= COVID-19 Memorial Monument of Honor, Remembrance and Resilience =

Public memorial in Chicago, Illinois, US

The COVID-19 Memorial Monument of Honor, Remembrance and Resilience is a public memorial under construction in the Illinois Medical District of Chicago, Illinois. The monument consists of five illuminated stainless steel sculptures designed to commemorate the global impact of the COVID-19 pandemic, and honor healthcare workers and frontline workers who responded to the crisis. The monument was scheduled for completion in late 2026, however it did not meet the schedule.

== Design ==
The memorial is designated to be constructed at 2023 West Ogden Avenue in Chicago's Near West Side, occupying a one-acre triangular plot at the intersection of West Ogden Avenue, South Damen Avenue, and West Polk Street. The site lies between the John H. Stroger Jr. Hospital and the Jesse Brown VA Medical Center within the Illinois Medical District, which represents the nation's oldest and largest concentration of healthcare facilities. The monument will be surrounded by a newly developed green space featuring benches.

The monument's proposed design features five interconnected sculptures reaching 25 feet in height, crafted from stainless steel with multi-colored illumination.

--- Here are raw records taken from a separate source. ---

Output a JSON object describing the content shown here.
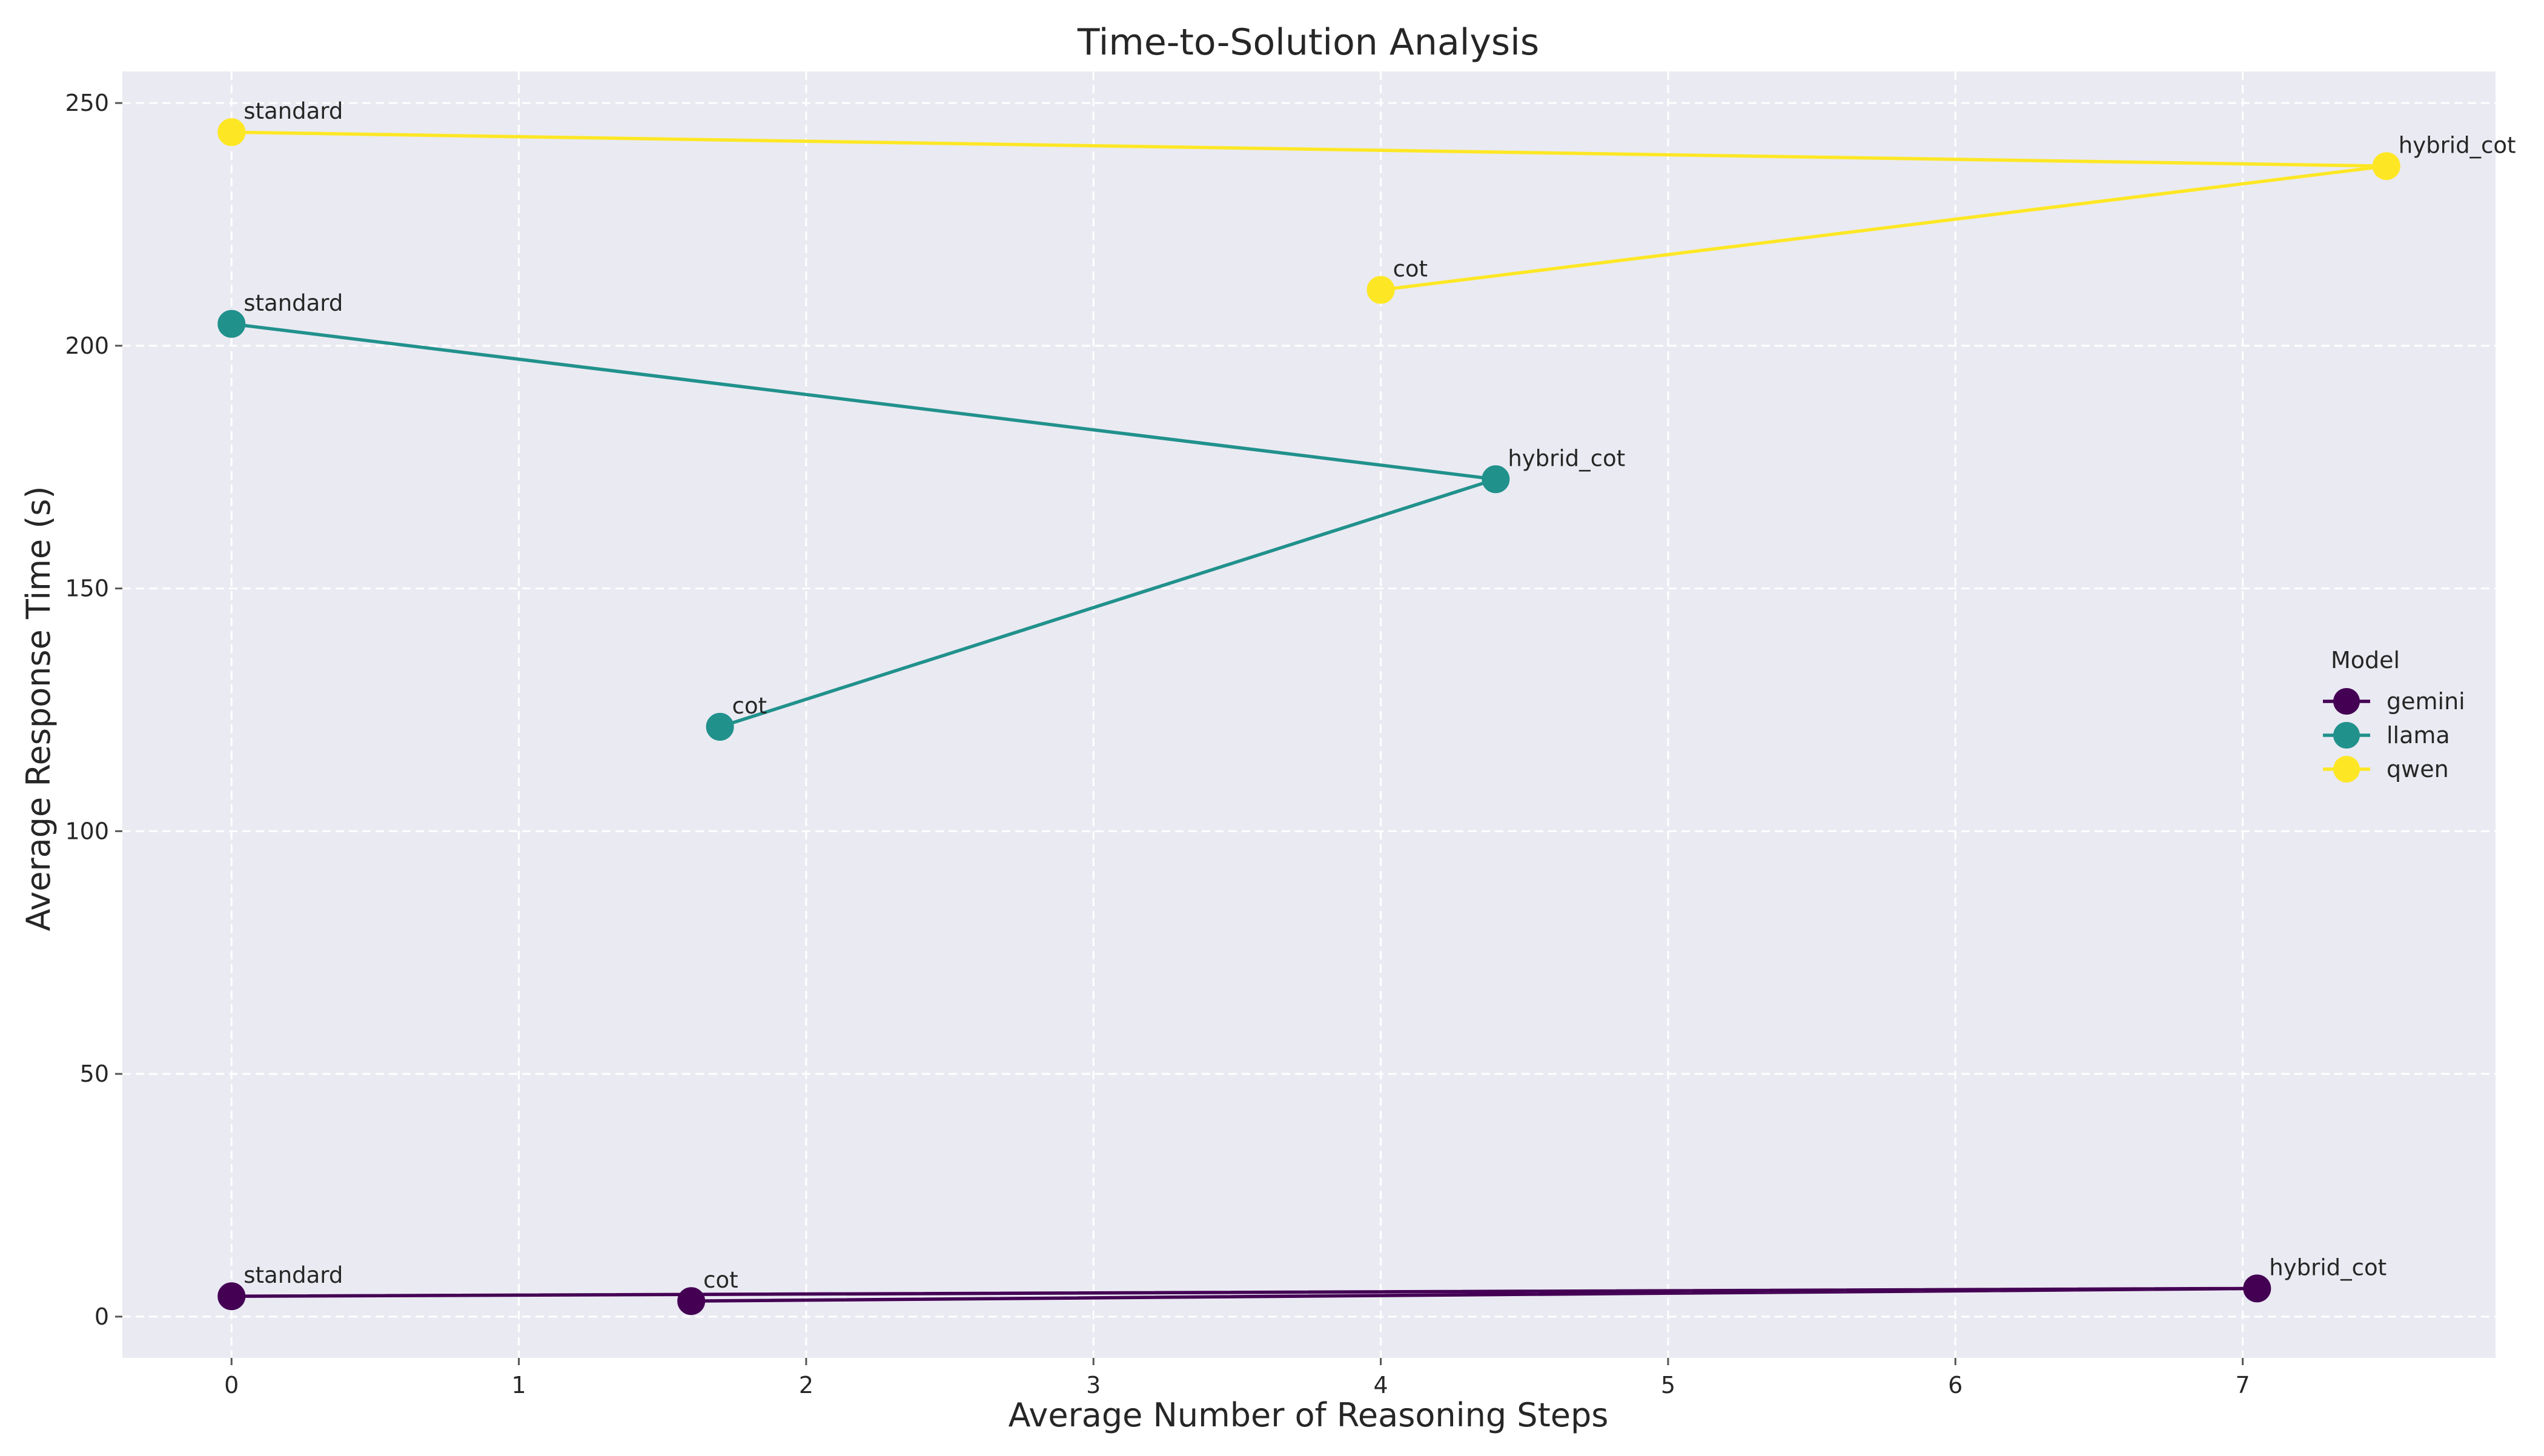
{
  "chart_data": {
    "type": "line",
    "title": "Time-to-Solution Analysis",
    "xlabel": "Average Number of Reasoning Steps",
    "ylabel": "Average Response Time (s)",
    "xlim": [
      -0.38,
      7.88
    ],
    "ylim": [
      -8.5,
      256.5
    ],
    "xticks": [
      0,
      1,
      2,
      3,
      4,
      5,
      6,
      7
    ],
    "yticks": [
      0,
      50,
      100,
      150,
      200,
      250
    ],
    "grid": true,
    "legend": {
      "title": "Model",
      "placement": "center-right"
    },
    "series": [
      {
        "name": "gemini",
        "color": "#440154",
        "points": [
          {
            "label": "standard",
            "x": 0.0,
            "y": 4.2
          },
          {
            "label": "hybrid_cot",
            "x": 7.05,
            "y": 5.8
          },
          {
            "label": "cot",
            "x": 1.6,
            "y": 3.2
          }
        ]
      },
      {
        "name": "llama",
        "color": "#21918c",
        "points": [
          {
            "label": "standard",
            "x": 0.0,
            "y": 204.5
          },
          {
            "label": "hybrid_cot",
            "x": 4.4,
            "y": 172.5
          },
          {
            "label": "cot",
            "x": 1.7,
            "y": 121.5
          }
        ]
      },
      {
        "name": "qwen",
        "color": "#fde725",
        "points": [
          {
            "label": "standard",
            "x": 0.0,
            "y": 244.0
          },
          {
            "label": "hybrid_cot",
            "x": 7.5,
            "y": 237.0
          },
          {
            "label": "cot",
            "x": 4.0,
            "y": 211.5
          }
        ]
      }
    ]
  }
}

Each sculpture was designed to resemble both a dandelion puff and a SARS-CoV-2 virus particle, the former representing the pandemic's worldwide reach.

== History ==
The project was first planned by the COVID-19 Monument Commission, established in 2021 by art historian Sally Metzler and operating under the Hektoen Institute of Medicine. After running a competition in 2023 to select the memorial's design, the commission awarded Casey Schachner, a Georgia Southern University art professor, $20,000 for her winning concept.

The site preparation began with the demolition of the former Easter Seals building in mid-2025.